Le grand manitou-designer des mag’ parisiens (Vanity Fair France, les Inrocks, GQ France, Libération…) est venu nous faire un cours magistral. Interview appliquée.
Tu as grandi en banlieue parisienne, entre un père grec sculpteur et une mère professeure de dessin. Quelles lectures traînaient à la maison ?
Yorgo Tloupas : C’était National Geographic, qui n’existait pas en français à l’époque. Mes parents ne parlaient pas anglais, mais on était abonnés. Dans chaque numéro il y avait une carte dépliable et un mélange de photos et de reportages… C’est d’ailleurs de là que je tiens ma passion pour les cartes.
Le premier mag’ que tu as acheté ?
Les magazines de planche à voile, skate, surf, snowboard… C’était de la presse anglo-saxonne, et j’ai appris l’anglais grâce à eux. On parle de l’époque où David Carson a refait la maquette de Surfer Magazine. Et il y avait les magazines de skateboard, Big Brother, Thrasher, Slap Magazine… C’était une culture visuelle plus développée que d’autres sports.
Et à 25 ans, tu déménages en Angleterre.
Oui. Je me souviens d’avoir été marqué par List, un magazine aujourd’hui introuvable, avec un bébé sur la couverture, va savoir pourquoi. C’était un magazine mono-idée, une suite de listes… Ça avait retourné le cerveau de tout le monde à l’époque, et j’adorerais en retrouver un numéro.
Il y avait aussi Bloomberg Businessweek… que tu adores.
Ah, c’est l’apothéose des magazines ! C’est l’anti-conformisme absolu. C’est-à-dire que c’est un mag de business, avec des décisions graphiques et éditoriales à la limite du punk.
L’équivalent en France ?
Society, mais en moins abouti, l’équilibre entre rigueur graphique et folie est moins maîtrisée, je trouve.
Les Anglo-Saxons sont meilleurs que nous ?
C’est une culture graphique différente. Et dans ces pays, tout le monde consomme de la presse. L’élite lit le Financiel Times, le peuple, le Daily Mail. Dans les deux cas, les gens achètent la version papiet et la feuillettent au pub.
Le premier média que tu lis le matin ?
Le New-York Times, que j’achète à mon kiosque du 18e.
Celui que tu conseilles à un ami ?
Vanity Fair France ou US. Les lecteurs qui ne connaissent pas le titre sont toujours surpris par ce qu’on trouve à l’intérieur. Avec le New Yorker, ce sont deux as de l’investigation, ils ont un degré de fact-checking inégalé.
Celui dont tu rêves de faire la refonte ?

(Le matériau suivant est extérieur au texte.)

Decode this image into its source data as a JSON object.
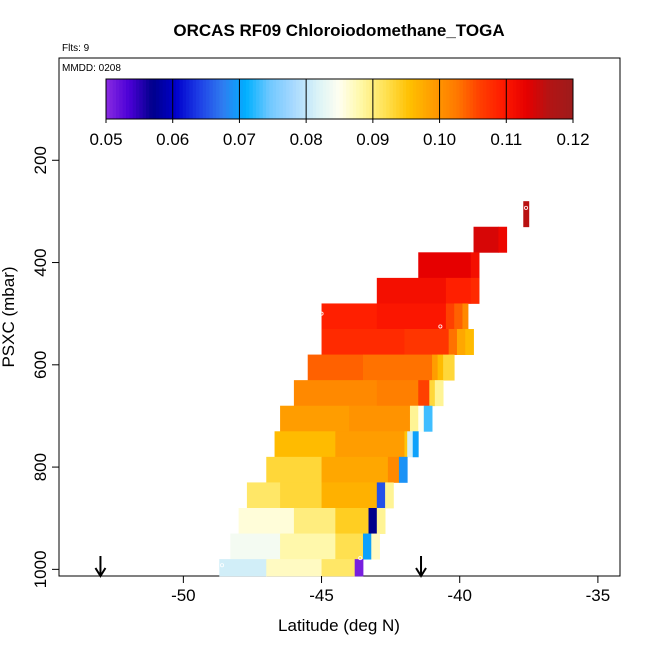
{
  "chart_data": {
    "type": "heatmap",
    "title": "ORCAS RF09 Chloroiodomethane_TOGA",
    "flights_label": "Flts: 9",
    "date_label": "MMDD: 0208",
    "xlabel": "Latitude (deg N)",
    "ylabel": "PSXC (mbar)",
    "xlim": [
      -54.5,
      -34.2
    ],
    "ylim": [
      1013,
      0
    ],
    "x_ticks": [
      -50,
      -45,
      -40,
      -35
    ],
    "x_tick_labels": [
      "-50",
      "-45",
      "-40",
      "-35"
    ],
    "y_ticks": [
      200,
      400,
      600,
      800,
      1000
    ],
    "y_tick_labels": [
      "200",
      "400",
      "600",
      "800",
      "1000"
    ],
    "colorbar": {
      "range": [
        0.05,
        0.12
      ],
      "ticks": [
        0.05,
        0.06,
        0.07,
        0.08,
        0.09,
        0.1,
        0.11,
        0.12
      ],
      "tick_labels": [
        "0.05",
        "0.06",
        "0.07",
        "0.08",
        "0.09",
        "0.10",
        "0.11",
        "0.12"
      ],
      "colors": [
        "#8a2be2",
        "#4b00d6",
        "#00008b",
        "#0000cd",
        "#1e40e6",
        "#2f7cf0",
        "#00b0ff",
        "#6fc8ff",
        "#a6d8ff",
        "#d8f2f7",
        "#fffff0",
        "#fff7a0",
        "#ffe050",
        "#ffc000",
        "#ff9d00",
        "#ff7a00",
        "#ff4000",
        "#ff1a00",
        "#e60000",
        "#b21414",
        "#9e1c1c"
      ]
    },
    "arrows": [
      -53.0,
      -41.4
    ],
    "rows": [
      {
        "y0": 280,
        "y1": 330,
        "cells": [
          [
            -37.7,
            -37.5,
            0.116
          ]
        ]
      },
      {
        "y0": 330,
        "y1": 380,
        "cells": [
          [
            -39.5,
            -38.6,
            0.114
          ],
          [
            -38.6,
            -38.3,
            0.112
          ]
        ]
      },
      {
        "y0": 380,
        "y1": 430,
        "cells": [
          [
            -41.5,
            -39.6,
            0.113
          ],
          [
            -39.6,
            -39.3,
            0.111
          ]
        ]
      },
      {
        "y0": 430,
        "y1": 480,
        "cells": [
          [
            -43.0,
            -40.5,
            0.111
          ],
          [
            -40.5,
            -39.6,
            0.109
          ],
          [
            -39.6,
            -39.3,
            0.108
          ]
        ]
      },
      {
        "y0": 480,
        "y1": 530,
        "cells": [
          [
            -45.0,
            -43.0,
            0.109
          ],
          [
            -43.0,
            -40.5,
            0.11
          ],
          [
            -40.5,
            -40.2,
            0.106
          ],
          [
            -40.2,
            -39.9,
            0.104
          ],
          [
            -39.9,
            -39.7,
            0.101
          ]
        ]
      },
      {
        "y0": 530,
        "y1": 580,
        "cells": [
          [
            -45.0,
            -42.0,
            0.108
          ],
          [
            -42.0,
            -40.4,
            0.107
          ],
          [
            -40.4,
            -40.1,
            0.103
          ],
          [
            -40.1,
            -39.8,
            0.098
          ],
          [
            -39.8,
            -39.5,
            0.096
          ]
        ]
      },
      {
        "y0": 580,
        "y1": 630,
        "cells": [
          [
            -45.5,
            -43.5,
            0.104
          ],
          [
            -43.5,
            -41.0,
            0.103
          ],
          [
            -41.0,
            -40.8,
            0.099
          ],
          [
            -40.8,
            -40.6,
            0.096
          ],
          [
            -40.6,
            -40.2,
            0.093
          ]
        ]
      },
      {
        "y0": 630,
        "y1": 680,
        "cells": [
          [
            -46.0,
            -43.0,
            0.101
          ],
          [
            -43.0,
            -41.5,
            0.102
          ],
          [
            -41.5,
            -41.1,
            0.106
          ],
          [
            -41.1,
            -40.9,
            0.093
          ],
          [
            -40.9,
            -40.6,
            0.089
          ]
        ]
      },
      {
        "y0": 680,
        "y1": 730,
        "cells": [
          [
            -46.5,
            -44.0,
            0.099
          ],
          [
            -44.0,
            -41.8,
            0.1
          ],
          [
            -41.8,
            -41.5,
            0.089
          ],
          [
            -41.5,
            -41.3,
            0.085
          ],
          [
            -41.3,
            -41.0,
            0.073
          ]
        ]
      },
      {
        "y0": 730,
        "y1": 780,
        "cells": [
          [
            -46.7,
            -44.5,
            0.096
          ],
          [
            -44.5,
            -42.0,
            0.099
          ],
          [
            -42.0,
            -41.9,
            0.095
          ],
          [
            -41.9,
            -41.7,
            0.081
          ],
          [
            -41.7,
            -41.5,
            0.07
          ]
        ]
      },
      {
        "y0": 780,
        "y1": 830,
        "cells": [
          [
            -47.0,
            -45.0,
            0.093
          ],
          [
            -45.0,
            -42.6,
            0.098
          ],
          [
            -42.6,
            -42.2,
            0.101
          ],
          [
            -42.2,
            -41.9,
            0.069
          ]
        ]
      },
      {
        "y0": 830,
        "y1": 880,
        "cells": [
          [
            -47.7,
            -46.5,
            0.091
          ],
          [
            -46.5,
            -45.0,
            0.093
          ],
          [
            -45.0,
            -43.0,
            0.097
          ],
          [
            -43.0,
            -42.7,
            0.065
          ],
          [
            -42.7,
            -42.4,
            0.089
          ]
        ]
      },
      {
        "y0": 880,
        "y1": 930,
        "cells": [
          [
            -48.0,
            -46.0,
            0.086
          ],
          [
            -46.0,
            -44.5,
            0.09
          ],
          [
            -44.5,
            -43.3,
            0.094
          ],
          [
            -43.3,
            -43.0,
            0.057
          ],
          [
            -43.0,
            -42.7,
            0.089
          ]
        ]
      },
      {
        "y0": 930,
        "y1": 980,
        "cells": [
          [
            -48.3,
            -46.5,
            0.084
          ],
          [
            -46.5,
            -44.5,
            0.088
          ],
          [
            -44.5,
            -43.5,
            0.092
          ],
          [
            -43.5,
            -43.2,
            0.07
          ],
          [
            -43.2,
            -42.9,
            0.087
          ]
        ]
      },
      {
        "y0": 980,
        "y1": 1013,
        "cells": [
          [
            -48.7,
            -47.0,
            0.081
          ],
          [
            -47.0,
            -45.0,
            0.087
          ],
          [
            -45.0,
            -43.8,
            0.091
          ],
          [
            -43.8,
            -43.5,
            0.051
          ]
        ]
      }
    ],
    "sample_markers": [
      {
        "lat": -37.6,
        "p": 293
      },
      {
        "lat": -45.0,
        "p": 500
      },
      {
        "lat": -40.7,
        "p": 525
      },
      {
        "lat": -48.6,
        "p": 992
      },
      {
        "lat": -43.6,
        "p": 978
      }
    ]
  }
}
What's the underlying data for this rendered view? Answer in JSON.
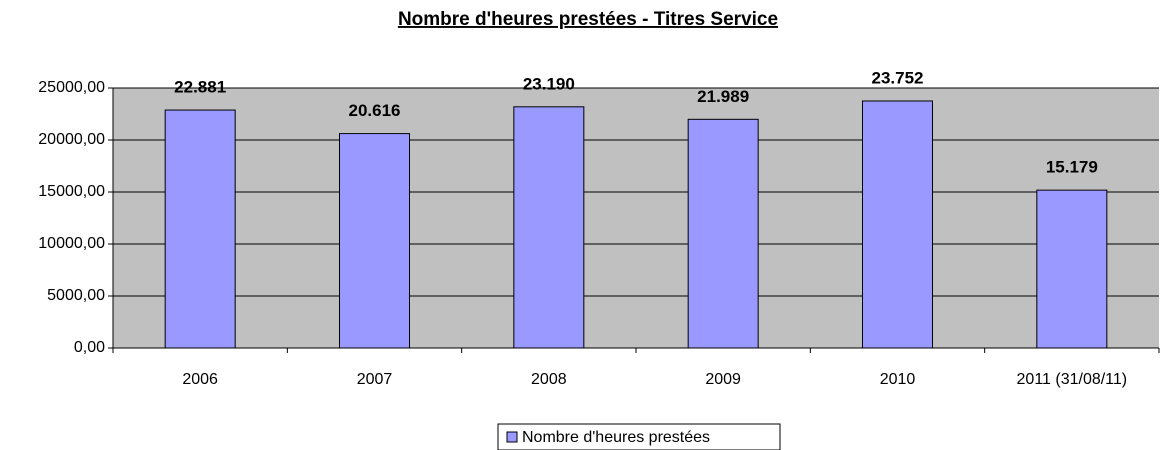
{
  "chart_data": {
    "type": "bar",
    "title": "Nombre d'heures prestées - Titres Service",
    "categories": [
      "2006",
      "2007",
      "2008",
      "2009",
      "2010",
      "2011 (31/08/11)"
    ],
    "series": [
      {
        "name": "Nombre d'heures prestées",
        "color": "#9999ff",
        "values": [
          22881,
          20616,
          23190,
          21989,
          23752,
          15179
        ],
        "value_labels": [
          "22.881",
          "20.616",
          "23.190",
          "21.989",
          "23.752",
          "15.179"
        ]
      }
    ],
    "ylim": [
      0,
      25000
    ],
    "yticks": [
      {
        "value": 0,
        "label": "0,00"
      },
      {
        "value": 5000,
        "label": "5000,00"
      },
      {
        "value": 10000,
        "label": "10000,00"
      },
      {
        "value": 15000,
        "label": "15000,00"
      },
      {
        "value": 20000,
        "label": "20000,00"
      },
      {
        "value": 25000,
        "label": "25000,00"
      }
    ],
    "grid": true,
    "legend": "bottom",
    "plot_background": "#c0c0c0"
  }
}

Paris Match. J’irais chercher dans les archives, mais je pense qu’on perdrait la moitié des lecteurs si on revenait à la sobriété radicale des années 1960-1970. C’est légendaire, les vieux Paris Match. Aujourd’hui, visuellement, c’est bas de gamme…
Quelle est ta relation au beau ?
J’ai plutôt une relation au moche. Mon quotidien est une lutte permanente contre le laid. On parle souvent de la France Moche, mais ça n’est pas un souci d’architecture, comme souvent évoqué. C’est un souci de design d’enseignes, de logos. Le beau, quant à lui, je peux le trouver partout, si je le veux.